The top three recipients were:
- Grupo de Apoyo a la Democracia, with $39,769,619
- International Republican Institute, $37,716,506
- Pan-American Development Foundation, $36,961,556
Records show the names of the organizations that received a total of $363,725,255. See full list.
The State Department and the U.S. Agency for International Development kept secret how $98,955,579 was spent and who received the money.

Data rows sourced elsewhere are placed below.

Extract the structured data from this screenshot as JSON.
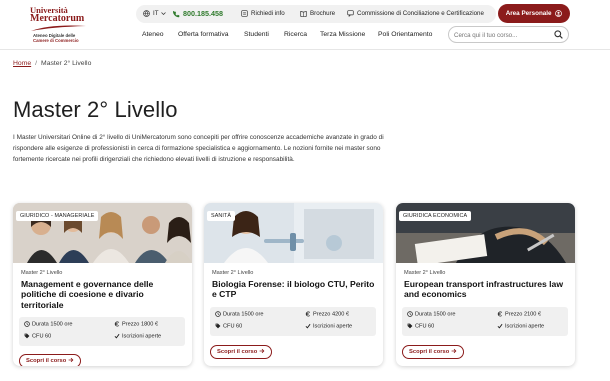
{
  "header": {
    "logo": {
      "line1": "Università",
      "line2": "Mercatorum",
      "line3": "Ateneo Digitale delle",
      "line4": "Camere di Commercio"
    },
    "topbar": {
      "language": "IT",
      "phone": "800.185.458",
      "info_label": "Richiedi info",
      "brochure_label": "Brochure",
      "commission_label": "Commissione di Conciliazione e Certificazione"
    },
    "area_button_label": "Area Personale",
    "nav": [
      "Ateneo",
      "Offerta formativa",
      "Studenti",
      "Ricerca",
      "Terza Missione",
      "Poli Orientamento"
    ],
    "search_placeholder": "Cerca qui il tuo corso..."
  },
  "breadcrumb": {
    "home": "Home",
    "separator": "/",
    "current": "Master 2° Livello"
  },
  "page_title": "Master 2° Livello",
  "intro": "I Master Universitari Online di 2° livello di UniMercatorum sono concepiti per offrire conoscenze accademiche avanzate in grado di rispondere alle esigenze di professionisti in cerca di formazione specialistica e aggiornamento. Le nozioni fornite nei master sono fortemente ricercate nei profili dirigenziali che richiedono elevati livelli di istruzione e responsabilità.",
  "cards": [
    {
      "tag": "GIURIDICO - MANAGERIALE",
      "level": "Master 2° Livello",
      "title": "Management e governance delle politiche di coesione e divario territoriale",
      "duration": "Durata 1500 ore",
      "price": "Prezzo 1800 €",
      "cfu": "CFU 60",
      "status": "Iscrizioni aperte",
      "button": "Scopri il corso"
    },
    {
      "tag": "SANITÀ",
      "level": "Master 2° Livello",
      "title": "Biologia Forense: il biologo CTU, Perito e CTP",
      "duration": "Durata 1500 ore",
      "price": "Prezzo 4200 €",
      "cfu": "CFU 60",
      "status": "Iscrizioni aperte",
      "button": "Scopri il corso"
    },
    {
      "tag": "GIURIDICA ECONOMICA",
      "level": "Master 2° Livello",
      "title": "European transport infrastructures law and economics",
      "duration": "Durata 1500 ore",
      "price": "Prezzo 2100 €",
      "cfu": "CFU 60",
      "status": "Iscrizioni aperte",
      "button": "Scopri il corso"
    }
  ],
  "colors": {
    "brand": "#8b1b1b",
    "phone": "#2f7a2c",
    "topbar_bg": "#f1f1f1",
    "meta_bg": "#f0f0f0"
  },
  "icons": [
    "globe-icon",
    "phone-icon",
    "document-icon",
    "brochure-icon",
    "chat-icon",
    "user-icon",
    "search-icon",
    "clock-icon",
    "euro-icon",
    "tag-icon",
    "check-icon",
    "arrow-right-icon"
  ]
}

Most of the remaining $12,353,042 in the $475,035,876 pot of money went for administrative expenses.
The figures are adjusted for inflation. In current, non-adjusted dollars, the total of $475,035,876 would be $417,769,116.
These numbers are based on data from USAID’s Foreign Aid Dashboard. I pulled the Cuba expenses from a Foreign Aid Dashboard spreadsheet containing data for all countries. Download spreadsheet here – it’s a large file – 566 MB.
The figures show that more than a third of the money – $168,986,722 – was aimed at shaping the narrative about Cuba. Records show $123,956,539 went to “civil society development through information dissemination” and $45,030,183 was spent on “media and free flow of information.”
The information dissemination projects are included in a broader category called “democratic participation and civil society.” See breakdown of $475 million.
Congress set aside an additional $20 million for democracy projects for fiscal 2019, which began on Oct. 1, 2018.
Throw in $911 million that the government has spent for broadcasting to Cuba from 1984 through 2019 and the total hits $1,406,035,876.
Lawmakers propose spending an additional $32,973,000 for democracy promotion and broadcasting in fiscal 2020. If approved, that would bring the total to $1,439,008,876.